Iterative modified binary search, O(log n) time and O(1) space.

def search(nums, target):
    lo, hi = 0, len(nums) - 1
    while lo <= hi:
        mid = (lo + hi) // 2
        if nums[mid] == target:
            return mid
        if nums[lo] <= nums[mid]:
            if nums[lo] <= target < nums[mid]:
                hi = mid - 1
            else:
                lo = mid + 1
        else:
            if nums[mid] < target <= nums[hi]:
                lo = mid + 1
            else:
                hi = mid - 1
    return -1
class Solution {
    public int search(int[] nums, int target) {
        int lo = 0, hi = nums.length - 1;
        while (lo <= hi) {
            int mid = (lo + hi) >>> 1;
            if (nums[mid] == target) return mid;
            if (nums[lo] <= nums[mid]) {
                if (nums[lo] <= target && target < nums[mid]) {
                    hi = mid - 1;
                } else {
                    lo = mid + 1;
                }
            } else {
                if (nums[mid] < target && target <= nums[hi]) {
                    lo = mid + 1;
                } else {
                    hi = mid - 1;
                }
            }
        }
        return -1;
    }
}
#include <vector>
using namespace std;

class Solution {
public:
    int search(vector<int>& nums, int target) {
        int lo = 0, hi = (int)nums.size() - 1;
        while (lo <= hi) {
            int mid = lo + (hi - lo) / 2;
            if (nums[mid] == target) return mid;
            if (nums[lo] <= nums[mid]) {
                if (nums[lo] <= target && target < nums[mid]) {
                    hi = mid - 1;
                } else {
                    lo = mid + 1;
                }
            } else {
                if (nums[mid] < target && target <= nums[hi]) {
                    lo = mid + 1;
                } else {
                    hi = mid - 1;
                }
            }
        }
        return -1;
    }
};

Edge Cases

  • Single-element array: return 0 if it matches, else -1.
  • Array not actually rotated: degenerates to standard binary search.
  • Target smaller than min or larger than max: returns -1 after log steps.
  • Two-element arrays like [3,1]: the half-sorted check still holds.
  • A duplicates variant exists that needs an extra shrink step when nums[lo] == nums[mid] == nums[hi].

Complexity Analysis

  • Brute force: O(n) time, O(1) space.
  • Modified binary search: O(log n) time, O(1) space.

You halve the search range every iteration, just with a smarter branch decision.

How to Explain It in an Interview

Start with the key claim: for any midpoint in a rotated sorted array of distinct values, one side is sorted.
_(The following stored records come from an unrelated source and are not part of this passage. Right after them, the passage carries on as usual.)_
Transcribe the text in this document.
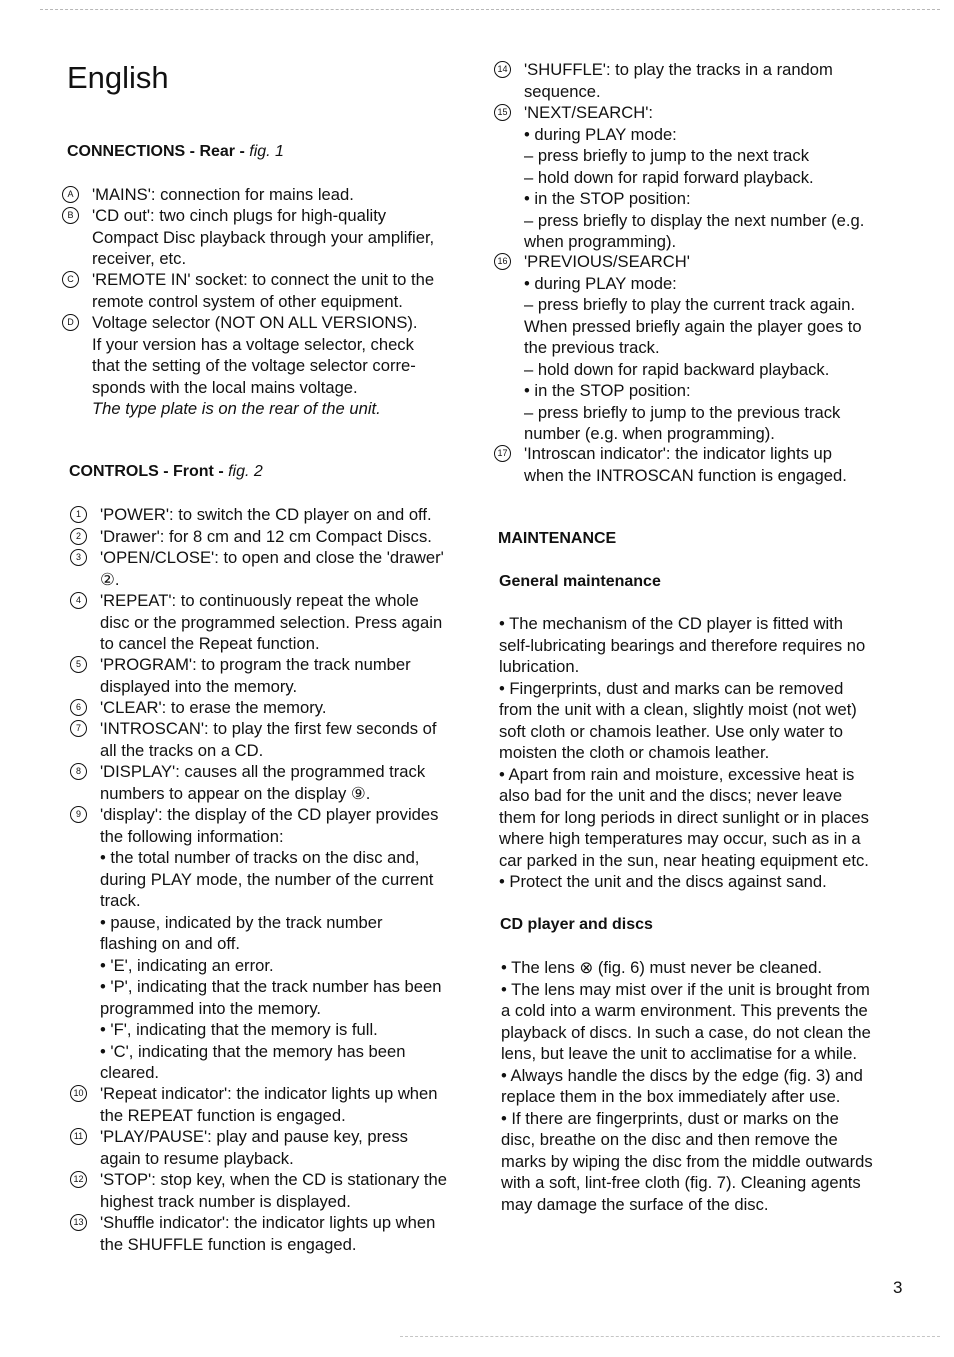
English
CONNECTIONS - Rear - fig. 1
A	'MAINS': connection for mains lead.
B	'CD out': two cinch plugs for high-quality
Compact Disc playback through your amplifier,
receiver, etc.
C	'REMOTE IN' socket: to connect the unit to the
remote control system of other equipment.
D	Voltage selector (NOT ON ALL VERSIONS).
If your version has a voltage selector, check
that the setting of the voltage selector corre-
sponds with the local mains voltage.
The type plate is on the rear of the unit.
CONTROLS - Front - fig. 2
1	'POWER': to switch the CD player on and off.
2	'Drawer': for 8 cm and 12 cm Compact Discs.
3	'OPEN/CLOSE': to open and close the 'drawer'
②.
4	'REPEAT': to continuously repeat the whole
disc or the programmed selection. Press again
to cancel the Repeat function.
5	'PROGRAM': to program the track number
displayed into the memory.
6	'CLEAR': to erase the memory.
7	'INTROSCAN': to play the first few seconds of
all the tracks on a CD.
8	'DISPLAY': causes all the programmed track
numbers to appear on the display ⑨.
9	'display': the display of the CD player provides
the following information:
• the total number of tracks on the disc and,
during PLAY mode, the number of the current
track.
• pause, indicated by the track number
flashing on and off.
• 'E', indicating an error.
• 'P', indicating that the track number has been
programmed into the memory.
• 'F', indicating that the memory is full.
• 'C', indicating that the memory has been
cleared.
10 'Repeat indicator': the indicator lights up when
the REPEAT function is engaged.
11 'PLAY/PAUSE': play and pause key, press
again to resume playback.
12 'STOP': stop key, when the CD is stationary the
highest track number is displayed.
13 'Shuffle indicator': the indicator lights up when
the SHUFFLE function is engaged.
14 'SHUFFLE': to play the tracks in a random
sequence.
15 'NEXT/SEARCH':
• during PLAY mode:
– press briefly to jump to the next track
– hold down for rapid forward playback.
• in the STOP position:
– press briefly to display the next number (e.g.
when programming).
16 'PREVIOUS/SEARCH'
• during PLAY mode:
– press briefly to play the current track again.
When pressed briefly again the player goes to
the previous track.
– hold down for rapid backward playback.
• in the STOP position:
– press briefly to jump to the previous track
number (e.g. when programming).
17 'Introscan indicator': the indicator lights up
when the INTROSCAN function is engaged.
MAINTENANCE
General maintenance
• The mechanism of the CD player is fitted with
self-lubricating bearings and therefore requires no
lubrication.
• Fingerprints, dust and marks can be removed
from the unit with a clean, slightly moist (not wet)
soft cloth or chamois leather. Use only water to
moisten the cloth or chamois leather.
• Apart from rain and moisture, excessive heat is
also bad for the unit and the discs; never leave
them for long periods in direct sunlight or in places
where high temperatures may occur, such as in a
car parked in the sun, near heating equipment etc.
• Protect the unit and the discs against sand.
CD player and discs
• The lens ⊗ (fig. 6) must never be cleaned.
• The lens may mist over if the unit is brought from
a cold into a warm environment. This prevents the
playback of discs. In such a case, do not clean the
lens, but leave the unit to acclimatise for a while.
• Always handle the discs by the edge (fig. 3) and
replace them in the box immediately after use.
• If there are fingerprints, dust or marks on the
disc, breathe on the disc and then remove the
marks by wiping the disc from the middle outwards
with a soft, lint-free cloth (fig. 7). Cleaning agents
may damage the surface of the disc.
3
Prove it briefly: if nums[lo] <= nums[mid], the left side has no pivot in it. From there, the rule is mechanical. If the target falls in the sorted side’s value range, recurse there; otherwise the other side. Mention the duplicates variant to show breadth, but solve the distinct version cleanly first.
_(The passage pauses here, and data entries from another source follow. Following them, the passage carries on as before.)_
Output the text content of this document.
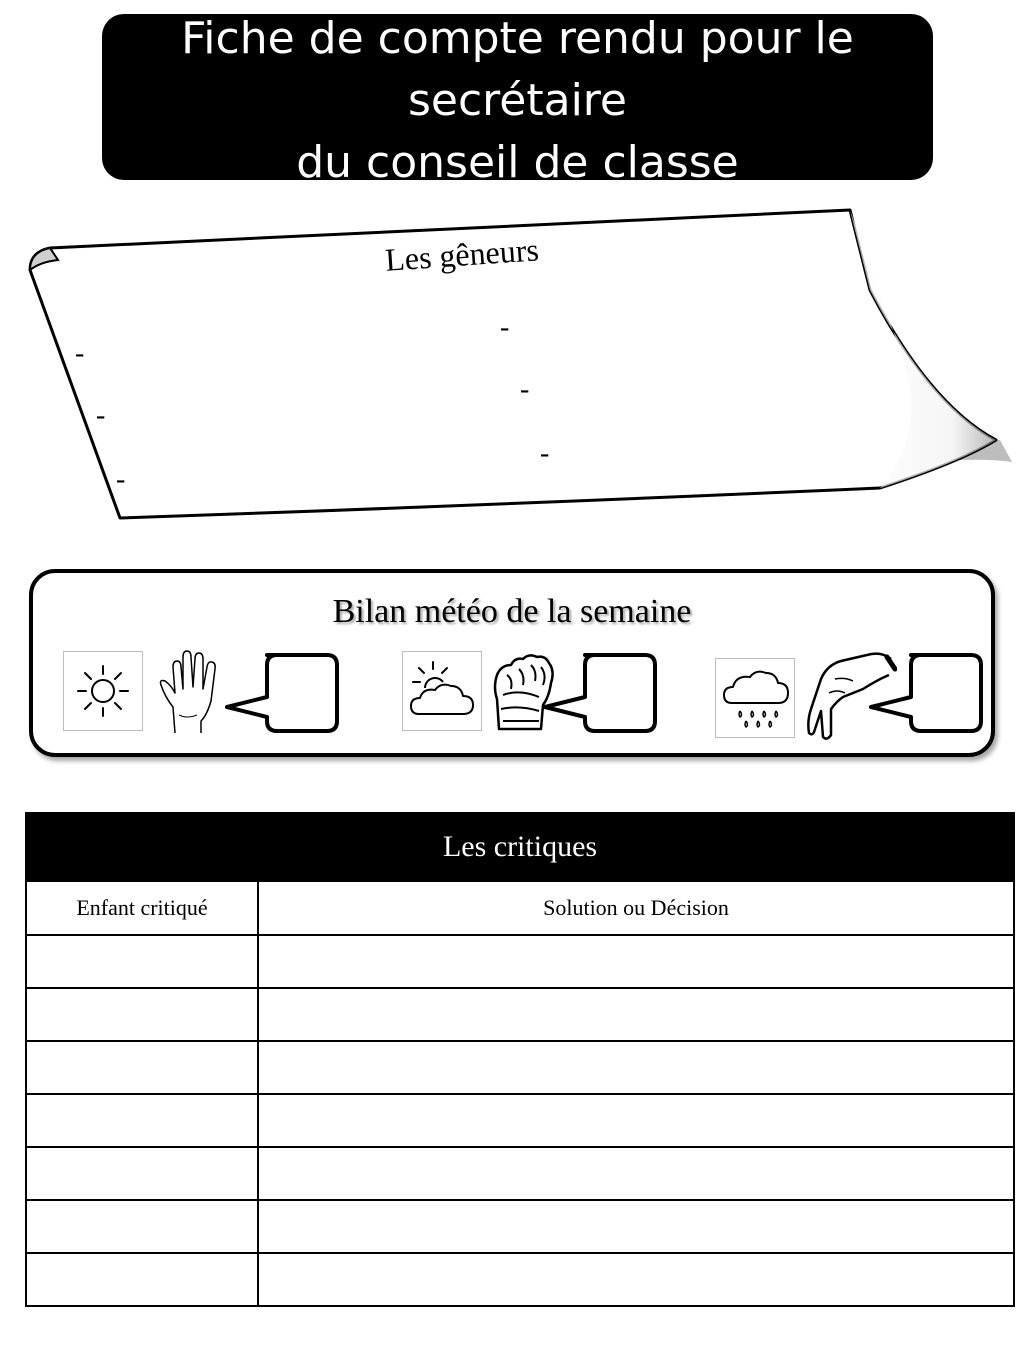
Fiche de compte rendu pour le
secrétaire
du conseil de classe
Les gêneurs
-
-
-
-
-
-
Bilan météo de la semaine
Les critiques	
Enfant critiqué	Solution ou Décision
  • Find Minimum in Rotated Sorted Array
  • Search in Rotated Sorted Array II (duplicates)
  • Find Peak Element (binary search on shape)
  • Binary Search (baseline)

Wrap up

Rotated array search is the litmus test for binary search intuition. The trick is reducing to “which half is sorted” and asking “does the target fit there?” Master this template and you’ll handle peak-finding, rotation pivots, and many bound-finding variants in the same breath. Pair it with the Big-O intuition for halving.